The Fairbanks City Council voted this week to place a pair of measures on the Oct. 7 ballot that would raise property taxes to finance city operations.
If a citizens' initiative to instead lower property taxes and implement a sales tax also makes it on the ballot, voters will get to choose which option they prefer.
''We'll raise our property taxes, we'll lower our property taxes,'' said Fairbanks Mayor Steve Thompson. ''That's basically what they're going to be looking at.''
The tax issue has divided Thompson and some members of the council. The debate began when a citizens' group introduced a proposal to implement a 3 percent citywide sales tax and limit city property taxes to $50 per $100,000 of real property, down from $651.60 today.
The sponsors of that proposal must gather 1,607 signatures by Friday to get the measure on the ballot.
Supporters of the sales tax, including Thompson, argue it would spread the tax burden and raise enough money to help offset the loss of state aid and pay for rising retirement contribution rates and the cost of needed road repairs.
''It's the most equitable, least regressive tax that we have,'' Thompson said Monday. ''It's probably the best way that we can actually look at making our city whole and raising money.''
But sales tax detractors argue it would hit the poor too hard and give an unfair advantage to businesses outside the city limits.

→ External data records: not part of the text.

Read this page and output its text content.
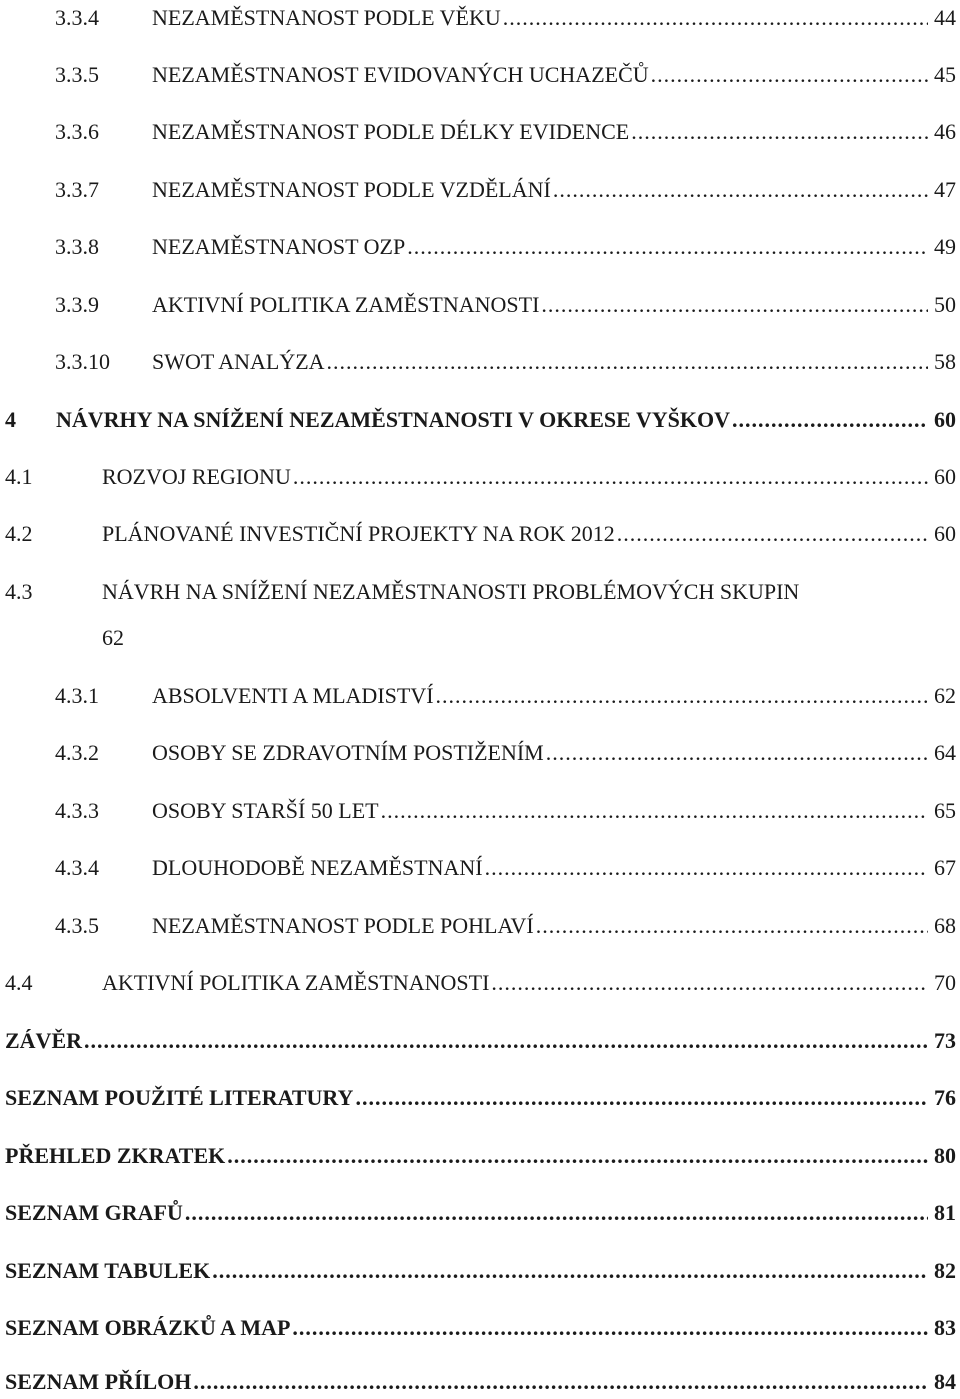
3.3.4 NEZAMĚSTNANOST PODLE VĚKU .....	44
3.3.5 NEZAMĚSTNANOST EVIDOVANÝCH UCHAZEČŮ .....	45
3.3.6 NEZAMĚSTNANOST PODLE DÉLKY EVIDENCE .....	46
3.3.7 NEZAMĚSTNANOST PODLE VZDĚLÁNÍ .....	47
3.3.8 NEZAMĚSTNANOST OZP .....	49
3.3.9 AKTIVNÍ POLITIKA ZAMĚSTNANOSTI .....	50
3.3.10 SWOT ANALÝZA .....	58
4 NÁVRHY NA SNÍŽENÍ NEZAMĚSTNANOSTI V OKRESE VYŠKOV .....	60
4.1	ROZVOJ REGIONU .....	60
4.2	PLÁNOVANÉ INVESTIČNÍ PROJEKTY NA ROK 2012 .....	60
4.3	NÁVRH NA SNÍŽENÍ NEZAMĚSTNANOSTI PROBLÉMOVÝCH SKUPIN
62
4.3.1 ABSOLVENTI A MLADISTVÍ .....	62
4.3.2 OSOBY SE ZDRAVOTNÍM POSTIŽENÍM .....	64
4.3.3 OSOBY STARŠÍ 50 LET .....	65
4.3.4 DLOUHODOBĚ NEZAMĚSTNANÍ .....	67
4.3.5 NEZAMĚSTNANOST PODLE POHLAVÍ .....	68
4.4	AKTIVNÍ POLITIKA ZAMĚSTNANOSTI .....	70
ZÁVĚR .....	73
SEZNAM POUŽITÉ LITERATURY .....	76
PŘEHLED ZKRATEK .....	80
SEZNAM GRAFŮ .....	81
SEZNAM TABULEK .....	82
SEZNAM OBRÁZKŮ A MAP .....	83
SEZNAM PŘÍLOH .....	84
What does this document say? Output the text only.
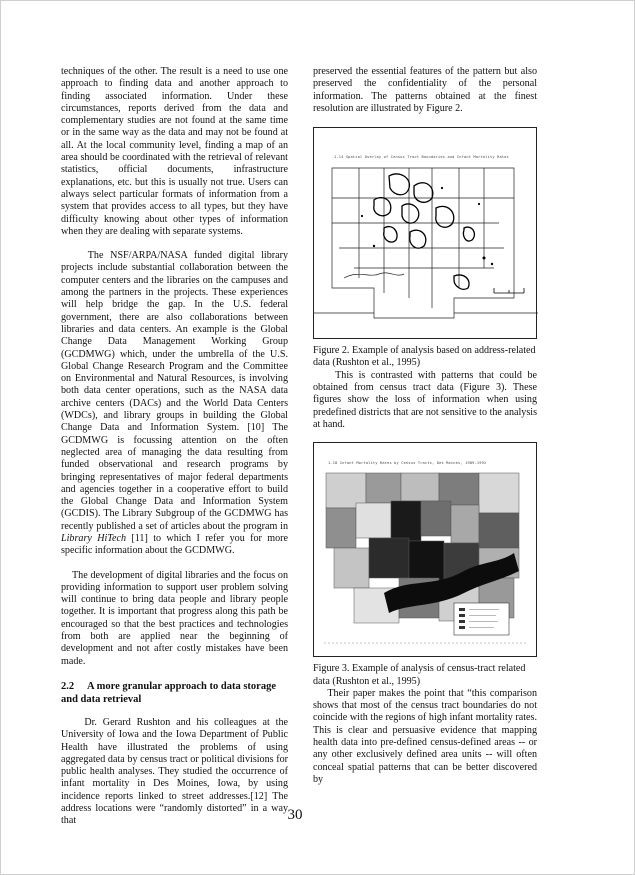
techniques of the other. The result is a need to use one approach to finding data and another approach to finding associated information. Under these circumstances, reports derived from the data and complementary studies are not found at the same time or in the same way as the data and may not be found at all. At the local community level, finding a map of an area should be coordinated with the retrieval of relevant statistics, official documents, infrastructure explanations, etc. but this is usually not true. Users can always select particular formats of information from a system that provides access to all types, but they have difficulty knowing about other types of information when they are dealing with separate systems.

The NSF/ARPA/NASA funded digital library projects include substantial collaboration between the computer centers and the libraries on the campuses and among the partners in the projects. These experiences will help bridge the gap. In the U.S. federal government, there are also collaborations between libraries and data centers. An example is the Global Change Data Management Working Group (GCDMWG) which, under the umbrella of the U.S. Global Change Research Program and the Committee on Environmental and Natural Resources, is involving both data center operations, such as the NASA data archive centers (DACs) and the World Data Centers (WDCs), and library groups in building the Global Change Data and Information System. [10] The GCDMWG is focussing attention on the often neglected area of managing the data resulting from funded observational and research programs by bringing representatives of major federal departments and agencies together in a cooperative effort to build the Global Change Data and Information System (GCDIS). The Library Subgroup of the GCDMWG has recently published a set of articles about the program in Library HiTech [11] to which I refer you for more specific information about the GCDMWG.

The development of digital libraries and the focus on providing information to support user problem solving will continue to bring data people and library people together. It is important that progress along this path be encouraged so that the best practices and technologies from both are applied near the beginning of development and not after costly mistakes have been made.

2.2 A more granular approach to data storage and data retrieval

Dr. Gerard Rushton and his colleagues at the University of Iowa and the Iowa Department of Public Health have illustrated the problems of using aggregated data by census tract or political divisions for public health analyses. They studied the occurrence of infant mortality in Des Moines, Iowa, by using incidence reports linked to street addresses.[12] The address locations were “randomly distorted” in a way that

preserved the essential features of the pattern but also preserved the confidentiality of the personal information. The patterns obtained at the finest resolution are illustrated by Figure 2.

1.14 Spatial Overlay of Census Tract Boundaries and Infant Mortality Rates

Figure 2. Example of analysis based on address-related data (Rushton et al., 1995)

This is contrasted with patterns that could be obtained from census tract data (Figure 3). These figures show the loss of information when using predefined districts that are not sensitive to the analysis at hand.

1.18 Infant Mortality Rates by Census Tracts, Des Moines, 1989-1992

Figure 3. Example of analysis of census-tract related data (Rushton et al., 1995)

Their paper makes the point that “this comparison shows that most of the census tract boundaries do not coincide with the regions of high infant mortality rates. This is clear and persuasive evidence that mapping health data into pre-defined census-defined areas -- or any other exclusively defined area units -- will often conceal spatial patterns that can be better discovered by

30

Council members Jerry Cleworth and Jeff Johnson introduced a pair of ordinances to put other revenue measures on the ballot as an alternative to the sales tax.
The first ballot measure proposes raising the city's tax cap by $1 million. If the city applied the entire $1 million increase to property taxes it could be apportioned to other taxes as well the result would be an increase of the city property tax by 0.76 mills, or $76 per $100,000 of assessed property.
The other ordinance proposes raising the city's mill rate by 0.5 mills, or $50 per $100,000, for one year to pay for major road repair equipment and work.